Davalı taraf 31.01.2014 tarih ve 4.847,00 TL bedelli faturanın bakiye borcu olan 827,00 TL’yi ödediğini gösterir yazılı bir belgeyi mahkememize sunmuş değildir. 31.05.2015 tarih ve 7.425,00 TL bedelli faturaya davalının 6102 sayılı TTK m. 21/II’ye göre süresi içinde itiraz etmediği anlaşıldığından bu fatura kesinleşmiş olup davalı taraf bu faturayı ödediğini gösterir yazılı bir belgeyi de mahkememize sunmuş değildir. Bu gerekçelerle davanın kabulüne yönelik olarak aşağıdaki gibi hüküm kurulmuştur.
Davalının hem kendi ticari defterlerine göre davacı tarafa ne kadar borcunun bulunduğunu bilebilecek durumda olması hem de 31.05.2015 tarih ve 7.425,00 TL bedelli faturaya davalının 6102 sayılı TTK m. 21/II’ye göre süresi içinde itiraz etmediğini bilebilecek durumda olması nedeniyle icra takibine yaptığı itiraz iyiniyetli görülmeyerek icra inkâr tazminatına hükmedilmiştir.
Temmuz 2019 tarihinde hakim değişikliği olmuş ve dosya mahkememize atanan Hakim … tarafından karara bağlanmıştır.

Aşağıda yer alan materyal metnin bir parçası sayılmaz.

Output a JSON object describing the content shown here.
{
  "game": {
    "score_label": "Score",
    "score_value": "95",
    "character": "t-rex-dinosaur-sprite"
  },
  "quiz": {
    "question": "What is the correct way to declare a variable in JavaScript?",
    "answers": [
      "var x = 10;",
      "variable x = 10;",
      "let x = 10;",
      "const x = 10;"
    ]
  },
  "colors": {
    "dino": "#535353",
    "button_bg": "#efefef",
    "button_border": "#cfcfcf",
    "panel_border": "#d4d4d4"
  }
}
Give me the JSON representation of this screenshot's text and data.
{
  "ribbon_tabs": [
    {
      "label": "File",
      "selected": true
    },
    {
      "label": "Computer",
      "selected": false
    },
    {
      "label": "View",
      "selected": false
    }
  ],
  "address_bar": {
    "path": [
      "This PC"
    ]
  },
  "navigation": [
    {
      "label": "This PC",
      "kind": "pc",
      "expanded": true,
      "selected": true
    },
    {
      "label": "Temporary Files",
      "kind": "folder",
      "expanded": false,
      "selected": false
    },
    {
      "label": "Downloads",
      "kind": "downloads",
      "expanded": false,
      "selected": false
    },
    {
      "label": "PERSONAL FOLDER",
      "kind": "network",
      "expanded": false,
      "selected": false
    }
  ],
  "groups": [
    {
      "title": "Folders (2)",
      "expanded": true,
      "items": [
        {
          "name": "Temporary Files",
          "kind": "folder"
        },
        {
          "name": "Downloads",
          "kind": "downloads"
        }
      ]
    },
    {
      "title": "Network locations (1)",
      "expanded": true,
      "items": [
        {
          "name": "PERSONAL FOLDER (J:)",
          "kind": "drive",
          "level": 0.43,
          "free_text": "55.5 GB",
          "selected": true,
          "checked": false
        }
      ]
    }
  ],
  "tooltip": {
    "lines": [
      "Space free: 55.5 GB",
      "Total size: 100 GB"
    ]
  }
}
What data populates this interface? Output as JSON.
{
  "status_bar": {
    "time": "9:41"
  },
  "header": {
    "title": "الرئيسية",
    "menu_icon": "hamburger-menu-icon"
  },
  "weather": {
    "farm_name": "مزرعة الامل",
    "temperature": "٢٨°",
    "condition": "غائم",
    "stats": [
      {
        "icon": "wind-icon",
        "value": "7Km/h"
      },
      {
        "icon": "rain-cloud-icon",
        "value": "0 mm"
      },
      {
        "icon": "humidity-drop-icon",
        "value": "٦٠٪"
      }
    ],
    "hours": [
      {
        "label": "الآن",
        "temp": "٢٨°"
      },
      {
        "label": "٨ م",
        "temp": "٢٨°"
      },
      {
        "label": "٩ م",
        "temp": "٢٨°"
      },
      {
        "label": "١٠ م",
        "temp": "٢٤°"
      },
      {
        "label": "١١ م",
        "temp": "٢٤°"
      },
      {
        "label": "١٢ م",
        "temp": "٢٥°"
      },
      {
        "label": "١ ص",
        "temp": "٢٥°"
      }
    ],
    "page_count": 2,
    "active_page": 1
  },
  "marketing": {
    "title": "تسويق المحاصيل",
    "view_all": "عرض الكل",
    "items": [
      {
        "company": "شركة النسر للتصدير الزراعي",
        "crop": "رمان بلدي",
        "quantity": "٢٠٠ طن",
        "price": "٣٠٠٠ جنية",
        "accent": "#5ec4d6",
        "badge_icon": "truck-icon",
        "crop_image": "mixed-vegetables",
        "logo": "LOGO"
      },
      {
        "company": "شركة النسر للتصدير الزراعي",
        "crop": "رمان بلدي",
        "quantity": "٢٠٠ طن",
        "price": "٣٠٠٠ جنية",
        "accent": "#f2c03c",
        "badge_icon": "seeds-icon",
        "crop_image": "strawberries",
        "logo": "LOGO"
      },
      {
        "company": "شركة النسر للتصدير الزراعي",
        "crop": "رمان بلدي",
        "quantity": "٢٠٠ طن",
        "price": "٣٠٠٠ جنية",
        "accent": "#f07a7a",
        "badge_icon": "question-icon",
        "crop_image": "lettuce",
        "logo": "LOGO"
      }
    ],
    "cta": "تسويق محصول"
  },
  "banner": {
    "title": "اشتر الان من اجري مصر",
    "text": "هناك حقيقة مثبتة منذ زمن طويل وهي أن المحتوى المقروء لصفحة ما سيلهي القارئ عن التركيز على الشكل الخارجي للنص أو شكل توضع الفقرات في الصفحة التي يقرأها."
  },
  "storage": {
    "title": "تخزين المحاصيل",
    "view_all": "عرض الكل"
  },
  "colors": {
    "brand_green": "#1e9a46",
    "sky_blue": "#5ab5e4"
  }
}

HÜKÜM: Gerekçesi Yukarıda Açıklandığı Üzere;
1-Davanın kabulü ile İstanbul … İcra Dairesi’nin… sayılı takip dosyasına, davalının itirazının iptali ile takibin takip talebindeki diğer koşullarla devamına,
2-Asıl alacak likit ve hesaplanabilir olduğundan asıl alacağın %20’si oranında icra inkar tazminatının davalıdan alınıp davacıya verilmesine,
3-Karar tarihinde yürürlükte bulunan Harçlar Tarifesi gereğince hesaplanan 563,69-TL nispi karar harcından peşin alınan 140,93-TL harcın mahsubu ile bakiye 422,76-TL harcın davalıdan tahsili ile HAZİNEYE İRAD KAYDINA,
4-Karar tarihinde yürürlükte bulunan Avukatlık Ücret Tarifesi gereğince hesap olunan 2.725,00-TL nispi vekalet ücretinin davalıdan alınarak DAVACIYA VERİLMESİNE,
5-Davacı tarafından yapılan toplam 898,53-TL’nin (35,90-TL BVH, 5,20-TL VH, 140,93-TL Peşin Harç, 600,00-TL Bilirkişi Ücreti, 116,50-TL Tebliğler,) yargılama giderinin davalıdan alınarak DAVACIYA VERİLMESİNE,
6-Taraflarca yatırılan ve kullanılmayarak artan gider avansının karar kesinleştiğinde ilgili tarafa iadesine,
Dair, davacı vekilinin yüzüne karşı davalı tarafın yokluğunda gerekçeli kararın taraflara tebliğinden itibaren 2 hafta içinde İstinaf kanun yolu açık olmak üzere verilen karar açıkça okunup usulen anlatıldı.